23/06/2025

Entre a Cruz e a Espada - Capitulo 01 (23/06/2025)

ENTRE A CRUZ E A ESPADA - CAPÍTULO 1


RIO DE JANEIRO, 2005

        

CENA 01 - (RIO DE JANEIRO/EXT./TARDE)

SONOPLASTIA: "ENTRE O BEM E O MAL" — JOHNNY HOOKER (APENAS O INSTRUMENTAL)

Sobrevoamos a magnífica Zona Sul do Rio de Janeiro, aprofundando numa tarde quente e ensolarada, uma tarde típica de verão, o ceu azul intenso se estendendo como um longo manto sobre o mar, abaixo as ondas batem sobre a areia da praia cheia de vida. Carros trafegam sobre as avenidas lotadas e engarrafadas. O plano vai avançando e em seguida surge o gigante "Carioca Tower Shopping", com um movimento demasiado, vemos várias pessoas de diferentes estilos e idades, saindo com sacolas nas mãos, algumas bem apressadas e outras bem descontraídas.

CENA 02 - (SHOPPING/INT./TARDE)

A câmera mostra Jorge entrando no shopping, em mais um dia de trabalho como gerente de marketing; um espaço enorme, um luxuoso piso de porcelanato, uma iluminação que traz uma sensação de estar sobre o paraíso, lojas das melhores marcas; o rapaz entra em um dos elevadores que o levam até o andar de cima, ao chegar recepção, uma das secretárias do local o chama.

SECRETÁRIA (avista e o chama): Jorge! 

JORGE (com um bom humor): Boa tarde minha amiga, desculpa incomodar, mas eu percebi que tiraram a placa com o meu nome da minha sala, aliás tá a maior confusão, até pedreiro eu encontrei no corredor, que loucura tá isso aqui hoje. 

SECRETÁRIA: Ah sim, claro...

SECRETÁRIA (preocupada e uma voz trêmula): Espera aqui só um segundinho seu Jorge, que o Dr.
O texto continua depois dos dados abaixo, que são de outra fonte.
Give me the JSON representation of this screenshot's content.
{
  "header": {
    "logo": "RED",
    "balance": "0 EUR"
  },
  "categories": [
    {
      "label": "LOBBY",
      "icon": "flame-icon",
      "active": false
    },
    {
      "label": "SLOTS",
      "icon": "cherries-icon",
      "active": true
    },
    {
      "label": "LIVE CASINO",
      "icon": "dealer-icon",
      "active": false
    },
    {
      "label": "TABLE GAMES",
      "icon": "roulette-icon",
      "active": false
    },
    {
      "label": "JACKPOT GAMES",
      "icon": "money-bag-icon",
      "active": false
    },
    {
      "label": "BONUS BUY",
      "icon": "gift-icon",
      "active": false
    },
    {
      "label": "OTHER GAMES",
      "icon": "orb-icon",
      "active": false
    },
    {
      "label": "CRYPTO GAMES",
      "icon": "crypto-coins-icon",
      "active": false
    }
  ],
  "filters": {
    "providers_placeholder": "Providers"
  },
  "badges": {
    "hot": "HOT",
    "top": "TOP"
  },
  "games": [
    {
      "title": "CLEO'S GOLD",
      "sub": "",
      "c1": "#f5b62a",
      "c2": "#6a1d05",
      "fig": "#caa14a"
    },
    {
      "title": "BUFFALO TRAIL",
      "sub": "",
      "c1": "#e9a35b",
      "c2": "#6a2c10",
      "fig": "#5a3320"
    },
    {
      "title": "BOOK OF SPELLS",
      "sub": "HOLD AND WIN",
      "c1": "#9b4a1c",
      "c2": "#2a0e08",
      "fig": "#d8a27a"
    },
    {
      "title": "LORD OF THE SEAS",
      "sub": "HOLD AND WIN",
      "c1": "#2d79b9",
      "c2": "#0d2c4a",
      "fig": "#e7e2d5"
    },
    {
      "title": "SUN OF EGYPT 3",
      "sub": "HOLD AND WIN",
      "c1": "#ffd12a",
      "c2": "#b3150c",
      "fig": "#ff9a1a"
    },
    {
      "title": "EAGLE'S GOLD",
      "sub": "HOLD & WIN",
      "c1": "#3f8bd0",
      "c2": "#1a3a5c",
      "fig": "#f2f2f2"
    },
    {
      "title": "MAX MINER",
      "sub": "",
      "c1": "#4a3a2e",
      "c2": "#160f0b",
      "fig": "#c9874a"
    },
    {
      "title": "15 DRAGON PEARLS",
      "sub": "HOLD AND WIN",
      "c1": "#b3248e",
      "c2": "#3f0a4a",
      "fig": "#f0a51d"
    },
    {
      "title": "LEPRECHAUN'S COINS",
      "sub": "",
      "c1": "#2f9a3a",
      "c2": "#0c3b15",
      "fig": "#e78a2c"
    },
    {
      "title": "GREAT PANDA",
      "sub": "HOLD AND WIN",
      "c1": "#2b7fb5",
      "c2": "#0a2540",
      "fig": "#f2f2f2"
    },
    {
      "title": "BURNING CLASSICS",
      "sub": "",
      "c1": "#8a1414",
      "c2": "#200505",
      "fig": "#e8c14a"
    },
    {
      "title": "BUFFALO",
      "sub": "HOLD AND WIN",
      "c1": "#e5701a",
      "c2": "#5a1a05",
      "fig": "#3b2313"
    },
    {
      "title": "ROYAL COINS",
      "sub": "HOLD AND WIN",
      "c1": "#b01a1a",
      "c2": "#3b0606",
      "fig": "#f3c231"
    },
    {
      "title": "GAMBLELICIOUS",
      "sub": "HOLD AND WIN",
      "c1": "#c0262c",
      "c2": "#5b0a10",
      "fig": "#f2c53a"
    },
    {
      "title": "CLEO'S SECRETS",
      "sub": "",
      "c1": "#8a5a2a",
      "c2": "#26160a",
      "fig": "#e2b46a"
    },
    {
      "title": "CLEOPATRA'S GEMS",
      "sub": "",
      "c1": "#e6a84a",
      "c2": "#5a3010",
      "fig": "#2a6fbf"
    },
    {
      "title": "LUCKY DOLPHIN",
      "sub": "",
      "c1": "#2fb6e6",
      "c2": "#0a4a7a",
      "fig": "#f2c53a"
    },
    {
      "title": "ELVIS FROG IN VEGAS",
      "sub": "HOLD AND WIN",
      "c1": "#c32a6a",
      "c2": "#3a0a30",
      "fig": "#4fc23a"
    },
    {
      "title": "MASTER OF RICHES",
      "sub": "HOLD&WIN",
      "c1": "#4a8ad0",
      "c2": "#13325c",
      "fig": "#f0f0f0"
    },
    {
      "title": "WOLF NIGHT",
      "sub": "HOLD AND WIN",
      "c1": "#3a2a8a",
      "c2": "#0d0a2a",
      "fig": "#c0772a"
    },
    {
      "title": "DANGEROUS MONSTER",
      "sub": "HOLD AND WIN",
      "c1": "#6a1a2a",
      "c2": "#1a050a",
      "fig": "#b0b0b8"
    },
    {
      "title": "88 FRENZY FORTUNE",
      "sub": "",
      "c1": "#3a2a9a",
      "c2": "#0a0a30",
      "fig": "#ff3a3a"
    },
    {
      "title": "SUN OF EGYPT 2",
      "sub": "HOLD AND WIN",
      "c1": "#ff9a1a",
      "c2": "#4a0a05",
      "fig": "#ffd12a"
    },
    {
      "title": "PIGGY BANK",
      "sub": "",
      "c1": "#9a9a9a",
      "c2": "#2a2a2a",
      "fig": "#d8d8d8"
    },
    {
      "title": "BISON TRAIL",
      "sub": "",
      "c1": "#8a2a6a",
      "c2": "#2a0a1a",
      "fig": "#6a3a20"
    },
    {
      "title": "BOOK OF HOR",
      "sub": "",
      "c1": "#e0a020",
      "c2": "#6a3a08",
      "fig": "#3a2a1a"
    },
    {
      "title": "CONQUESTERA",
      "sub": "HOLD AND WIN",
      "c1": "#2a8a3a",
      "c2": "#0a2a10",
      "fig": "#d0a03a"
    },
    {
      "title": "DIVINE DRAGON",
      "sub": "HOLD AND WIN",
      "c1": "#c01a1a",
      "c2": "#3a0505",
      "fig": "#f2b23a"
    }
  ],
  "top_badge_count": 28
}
Henrique quer falar com o senhor.

Corta para:

Dr. HENRIQUE (em tom frio e direto): Infelizmente o senhor está demitido. 

JORGE: Como assim demitido? Sem mais nem menos, Dr. Henrique?

Dr. HENRIQUE:  Jorge, como você bem sabe que já tem alguns meses que o Tower Shopping não conseguiu atingir o plano de rendimento esperado, passamos o ano inteiro tendo mais gastos, do que faturamento... 

JORGE (incrédulo com a situação, dá um leve sorriso): Não brinca não, Dr. Henrique... Eu trabalho aqui desde 98, são 7 anos me dedicando a essa empresa, isso aqui é minha fonte de sobrevivência, eu tenho uma família pra sustentar, minha mulher tá desempregada, a gente tem um filho pequeno, o senhor não pode simplesmente me demitir assim.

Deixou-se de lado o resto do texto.